In the best case scenario, the Morgan Stanley report states that Ambuja and ACC’s capacity utilization could increase to 73% by FY27, if the company uses ₹20,000 crore towards acquisition of companies like Nuvoco, Ramco, JK Cement, India Cement, among others.
The report states that it usually takes 4-5 years to utilize the new capacities after commissioning them, so the inorganic mode will be the fastest way to improve utilization levels.
What does this mean for Ambuja and ACC?
Despite noting that Ambuja-ACC could see margin improvements given the Adani Group’s track record – Adani Ports drastically improved the margins of different ports post-acquisition – analysts at Morgan Stanley see little scope for re-ratings and upgrades.
“Current cost structures for both ACC and ACEM will keep medium-term profitability in check. ACC and Ambuja shares have outperformed peers YTD and current valuations are not cheap relative to peers, limiting any re-rating triggers and hence upside potential,” the report said, maintaining its ‘underweight’ rating for both the companies.
Kotak Institutional Equities maintains that the overall industry outlook is ‘well-poised’, but with a disclaimer.

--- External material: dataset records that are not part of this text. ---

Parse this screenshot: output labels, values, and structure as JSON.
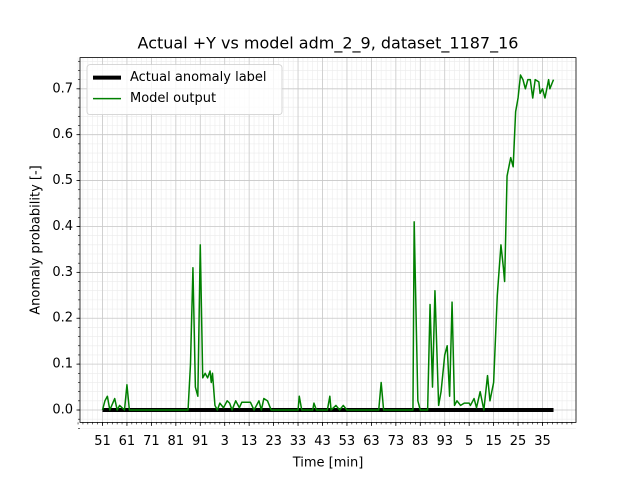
{
  "chart_data": {
    "type": "line",
    "title": "Actual +Y vs model adm_2_9, dataset_1187_16",
    "xlabel": "Time [min]",
    "ylabel": "Anomaly probability [-]",
    "xlim": [
      -9.2,
      193.7
    ],
    "ylim": [
      -0.027,
      0.768
    ],
    "xticks": [
      {
        "value": 0,
        "label": "51"
      },
      {
        "value": 10,
        "label": "61"
      },
      {
        "value": 20,
        "label": "71"
      },
      {
        "value": 30,
        "label": "81"
      },
      {
        "value": 40,
        "label": "91"
      },
      {
        "value": 50,
        "label": "3"
      },
      {
        "value": 60,
        "label": "13"
      },
      {
        "value": 70,
        "label": "23"
      },
      {
        "value": 80,
        "label": "33"
      },
      {
        "value": 90,
        "label": "43"
      },
      {
        "value": 100,
        "label": "53"
      },
      {
        "value": 110,
        "label": "63"
      },
      {
        "value": 120,
        "label": "73"
      },
      {
        "value": 130,
        "label": "83"
      },
      {
        "value": 140,
        "label": "93"
      },
      {
        "value": 150,
        "label": "5"
      },
      {
        "value": 160,
        "label": "15"
      },
      {
        "value": 170,
        "label": "25"
      },
      {
        "value": 180,
        "label": "35"
      }
    ],
    "yticks": [
      {
        "value": 0,
        "label": "0.0"
      },
      0.1,
      0.2,
      0.3,
      0.4,
      0.5,
      0.6,
      0.7
    ],
    "grid": true,
    "minor_grid": true,
    "legend": "upper left",
    "series": [
      {
        "name": "Actual anomaly label",
        "color": "#000000",
        "width": 4,
        "x": [
          0,
          184.5
        ],
        "values": [
          0,
          0
        ]
      },
      {
        "name": "Model output",
        "color": "#008000",
        "width": 1.5,
        "x": [
          0,
          1,
          2,
          3,
          5,
          6,
          7,
          9,
          10,
          11,
          35,
          36,
          37,
          38,
          39,
          40,
          41,
          42,
          43,
          44,
          44.5,
          45,
          46,
          47,
          48,
          49.5,
          51,
          52,
          53,
          54.5,
          56,
          57,
          58.5,
          60.5,
          62,
          64,
          65,
          66,
          67.5,
          69,
          80,
          80.5,
          81.5,
          86,
          86.5,
          87.5,
          92,
          93,
          93.5,
          95.5,
          97,
          98.5,
          100,
          113,
          114,
          115,
          127,
          127.5,
          129,
          130,
          133,
          134,
          135,
          136,
          137.5,
          138.5,
          140,
          141,
          142,
          143,
          144,
          145,
          146.5,
          148,
          150,
          150.5,
          152,
          153,
          154.5,
          156,
          157.5,
          158.5,
          160,
          161.5,
          163,
          164,
          164.5,
          165.5,
          167,
          168,
          169,
          170,
          171,
          172,
          173,
          174,
          175,
          176,
          177,
          178.5,
          179,
          180,
          181,
          182.5,
          183,
          184.5
        ],
        "values": [
          0,
          0.02,
          0.03,
          0,
          0.025,
          0,
          0.01,
          0,
          0.055,
          0,
          0,
          0.1,
          0.31,
          0.05,
          0.03,
          0.36,
          0.07,
          0.08,
          0.07,
          0.085,
          0.06,
          0.08,
          0.01,
          0,
          0.015,
          0.005,
          0.02,
          0.015,
          0,
          0.02,
          0.005,
          0.017,
          0.017,
          0.017,
          0,
          0.02,
          0,
          0.025,
          0.02,
          0,
          0,
          0.03,
          0,
          0,
          0.015,
          0,
          0,
          0.03,
          0,
          0.01,
          0,
          0.01,
          0,
          0,
          0.06,
          0,
          0,
          0.41,
          0.02,
          0,
          0,
          0.23,
          0.05,
          0.26,
          0.01,
          0.04,
          0.12,
          0.14,
          0.03,
          0.235,
          0.01,
          0.02,
          0.01,
          0.015,
          0.015,
          0.01,
          0.025,
          0.005,
          0.04,
          0,
          0.075,
          0.02,
          0.06,
          0.25,
          0.36,
          0.31,
          0.28,
          0.51,
          0.55,
          0.53,
          0.65,
          0.68,
          0.73,
          0.72,
          0.7,
          0.72,
          0.72,
          0.68,
          0.72,
          0.715,
          0.69,
          0.7,
          0.68,
          0.72,
          0.7,
          0.72
        ]
      }
    ]
  }
}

“We find the sector dynamics favorably placed in the medium-to-long term with robust demand offsetting supply additions, strong balance sheet driving investments for cost savings cum decarbonization goals and increasing consolidation,” the report said, adding that in the near term, cost pressures could keep margins in check.
A secular trend seems to be enveloping the Cement sector. With $ACC.NSE’s fortunes tied to the same acquirer as $AMBUJACEM.NSE, other stocks are joining the similar price Trend as well, though in their own ways respectively. $ULTRACEMCO.NSE is still in the corrective phase after the Year 2021 highs, with the price correction not being deep at all. $INDIACEM.NSE has done a Multi Year breakout above its 2007 Highs. And, $SHREECEM.NSE has had a flattish sideways price correction for the last few years, which is its trademark style as not much distribution ever gets witnessed in this particular stock. The entire cement sector is well poised and is raring to go.